Margaret Julian
March 29, 2012
On Page 75 and 76 both Zampano and Johnny Truant talk about the animals exiting the House because, the now growing room seems to reject them in some way. I was really astonished by this revelation and thought it was an interesting dimension in the book. Quickly I was assured it was interesting, and then both Zampano and Truant move on without so much as a guess into the reason why the house would not allow the animals inside the new room.
I find myself thinking that this passage could mean a lot of things. First of all, it was when I really started to think of the House as a living, and thinking thing. It obviously can reject or allow anyone into its secrets as it deems them fit. So if this isn’t frightening enough, I have a sneaking suspicion, that if the house can transport the animals into the backyard, that it can do other types of transportation as well. I have no idea what the long-term implications may be but it seems that aside from being just an interesting test of physics in the immediate sense it may be able to push the bounds of time and space to warp physics in a more radical way.

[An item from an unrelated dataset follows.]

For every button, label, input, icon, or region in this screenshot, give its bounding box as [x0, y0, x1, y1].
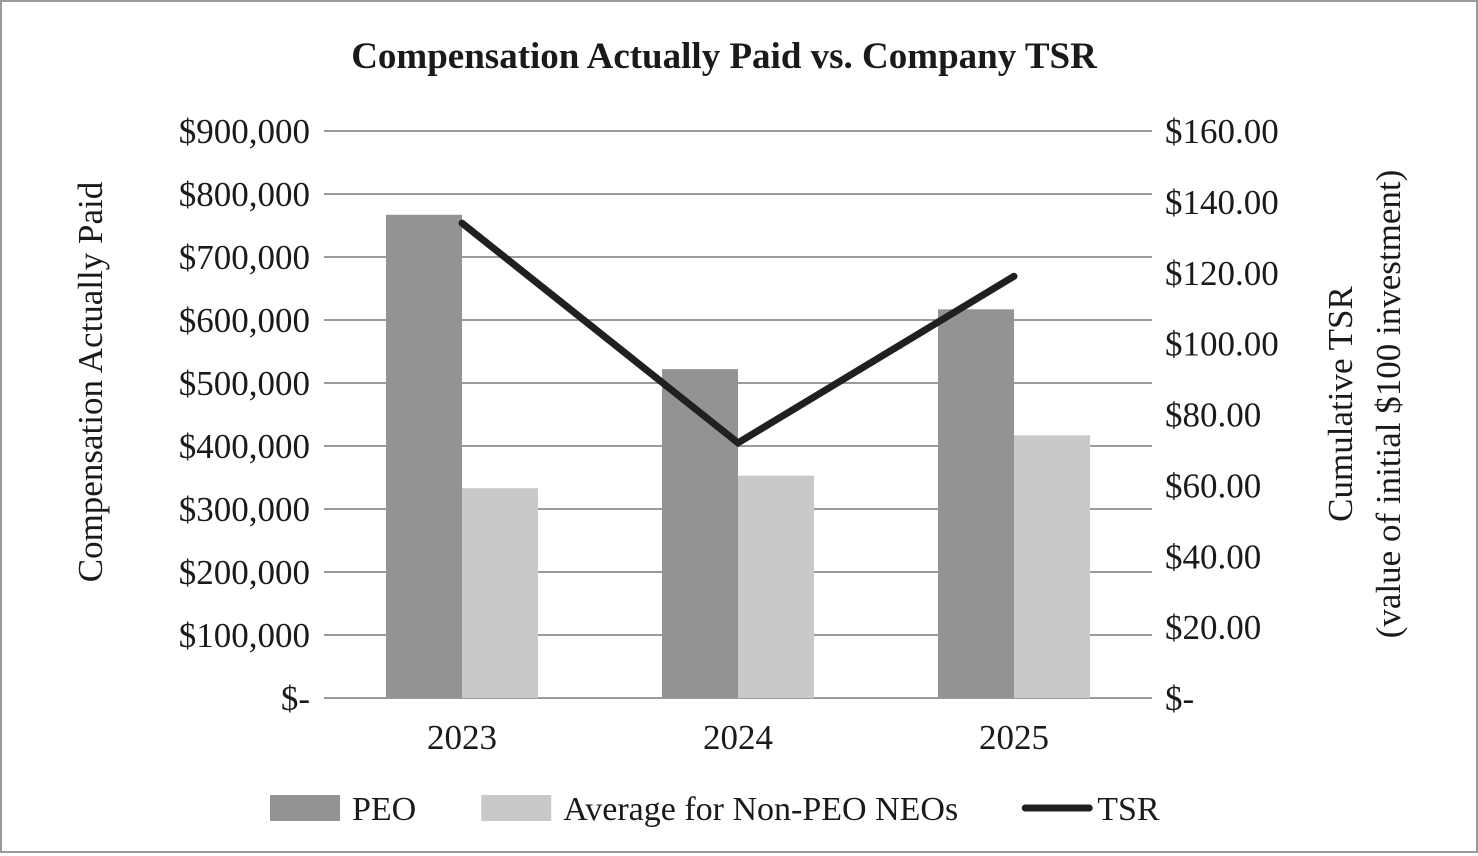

In another vein I think the book could be making some kind of comment on the way people perceive things versus the way a simpler creature may perceive things. The children do not at all seemed perturbed by the fact that their house is growing (at least not yet) at one point Zampano makes a cryptic comment about the kids ambivalence and how it would be there downfall but it is hard to see what will come of that just yet, so for now I can only interpret there lack of agitation as a lack of reaction and a similar way the animals seem unaffected. Clearly, though the children can enter the rooms and hallways and this separates them from Mallory and Hillary. This is obviously an incomplete assessment of the situation and I plan to note how this continues to affect the story.
As far as what this passage does for the novel as a whole; I think it is designed to frustrate the reader and bring attention to the issue at hand. Both Zampano and Truant’s exposition in the footnotes helps the reader riddle through some of the major plot issues but this deliberate lack of explanation is what makes it stand out most. I could not stop thinking about why these animals weren’t allowed into the room, I wanted an explanation and therefore tried to riddle one out for myself. This also made me much more aware of the animals than I had been previously. I paid much more attention to the domesticated critters than I normally would a house-pet.
1 comment:
In the first paragraph, you describe a very interesting moment in the plot. I agree that it's interesting, and I'm more than ok with your approach to it. But you aren't really doing the prompt - no part of me believes that you found this part of the novel *difficult*, at least in relative terms - you thought it was interesting, and wanted to do something with it.
Your discussions of animal vs. human perception, and of the house as living or at least having some kind of will or volition are good, but also brief and tentative. Either one could have been the root of a full essay, not of a short paragraph in a short essay. If there's one thing you could benefit from, it would be learning to develop the good ideas that you have (because I don't think you ever lack in terms of ideas, only sometimes in terms of execution).
The last paragraph is purely generic - it's something we could say literally about any confusing material that seems like it's confusing on purpose. It's not that it's wrong - it's just that it's excessively general, with no real relationship to the text or passage at hand.